Все как один, братья были взращены, чтобы стать кучерами, чтобы продолжать дело своего отца; но Армия вывела их в другой мир, и к тому времени, когда я стал достаточно взрослым, чтобы понимать, что они собою представляют, с лошадьми работал только один, остальные пошли по другим дорогам; один работал с лесом, другой — с моторами, третий вошел в корабельное дело и последний строил канадскую железную дорогу.
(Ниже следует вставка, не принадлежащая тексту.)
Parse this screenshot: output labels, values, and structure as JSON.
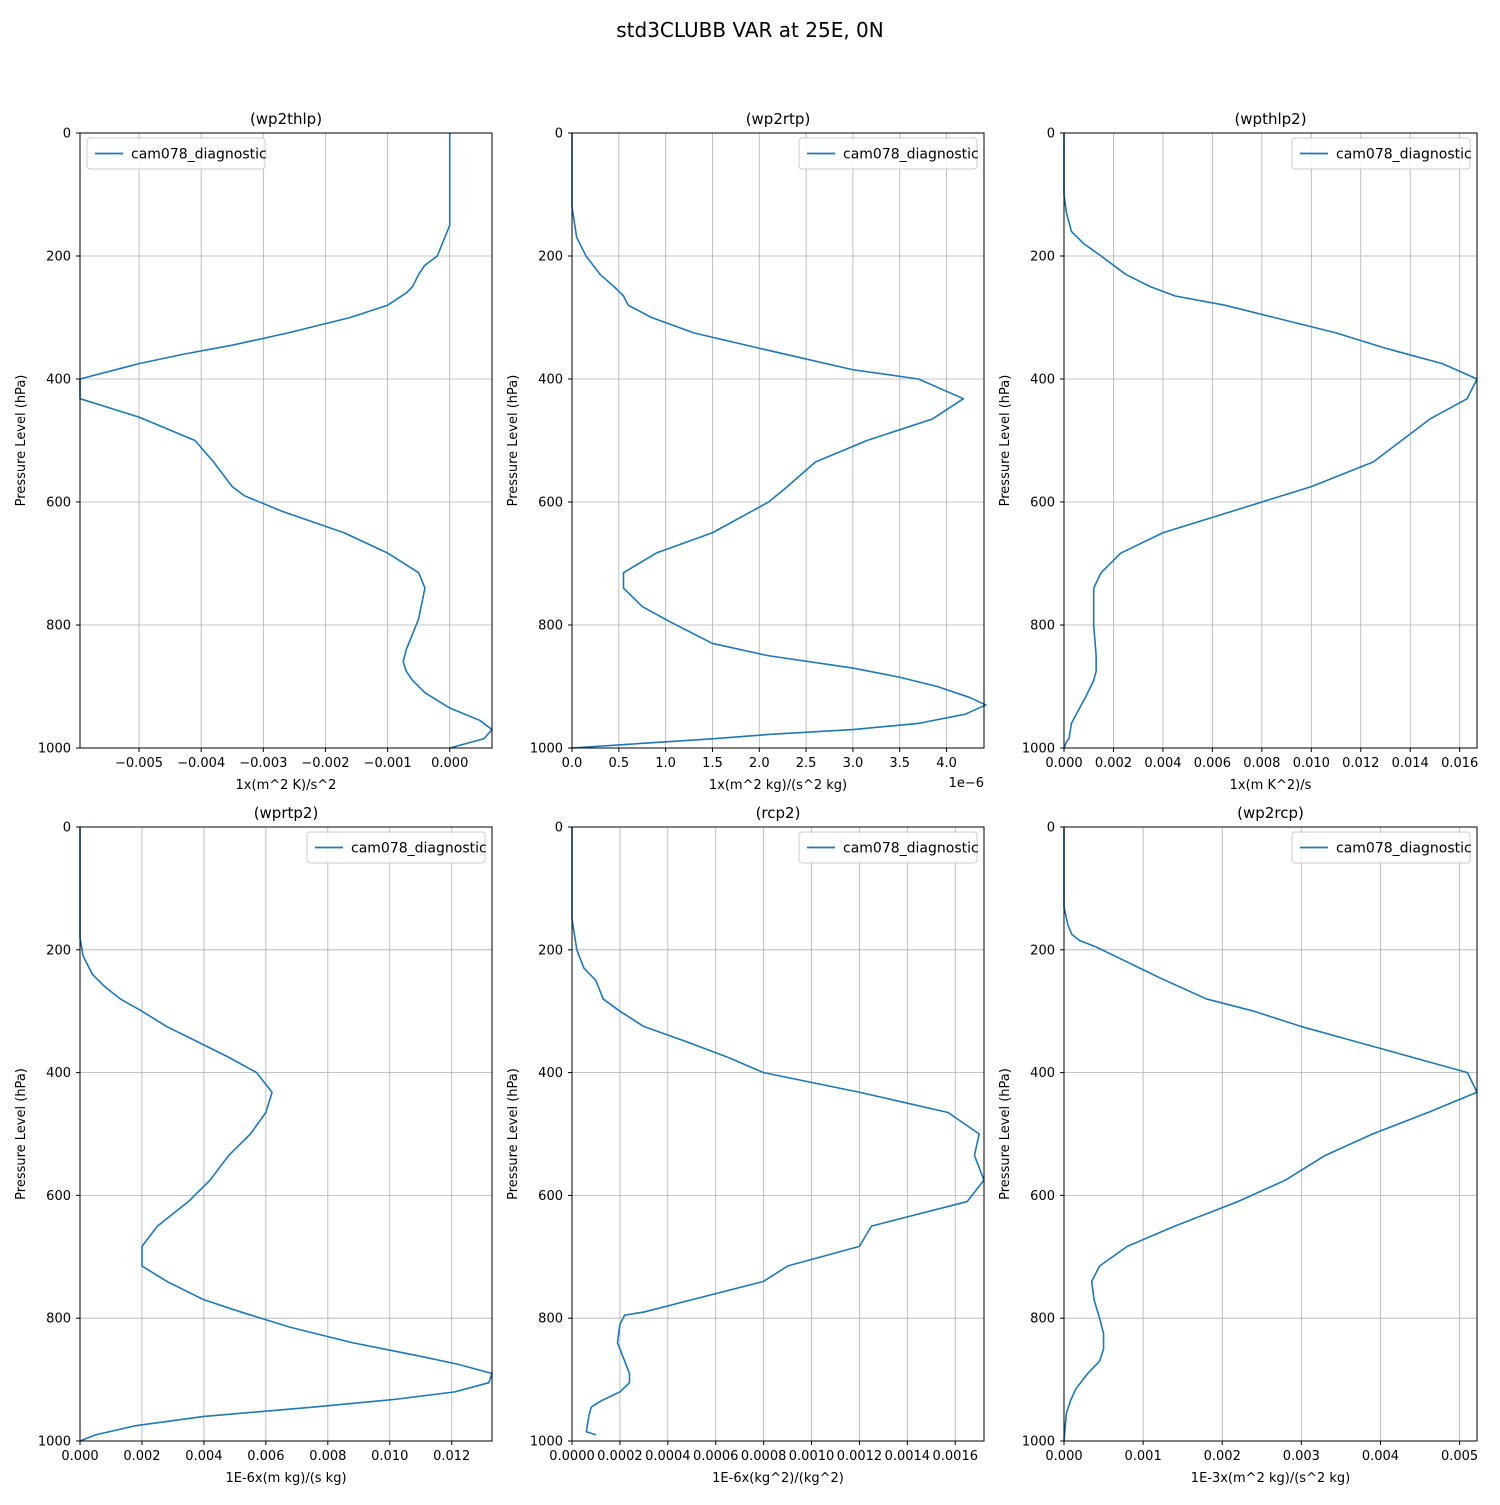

Дядя Чарльз, самый старший, больше всех был похож на деда. Он имел такое же длинное лицо и прекрасные ноги в гамашах, такой же медленный, тяжелый голос с глочестерскими басовыми нотками, такой же запах табака вился вокруг него. Он рассказывал нам длинные истории о войне и терпении, о работе с лошадьми в топях Фландрии, о чуде умудриться выжить на поле боя, которое презирает показной героизм. Он излагал свои рассказы с юмором, хотя сохранял при этом каменное лицо холодной самоуверенности знания, поэтому преодоление трудностей в каждой из его историй о дилемме жизнь-смерть представлялось не более, чем ловкой победой в картах.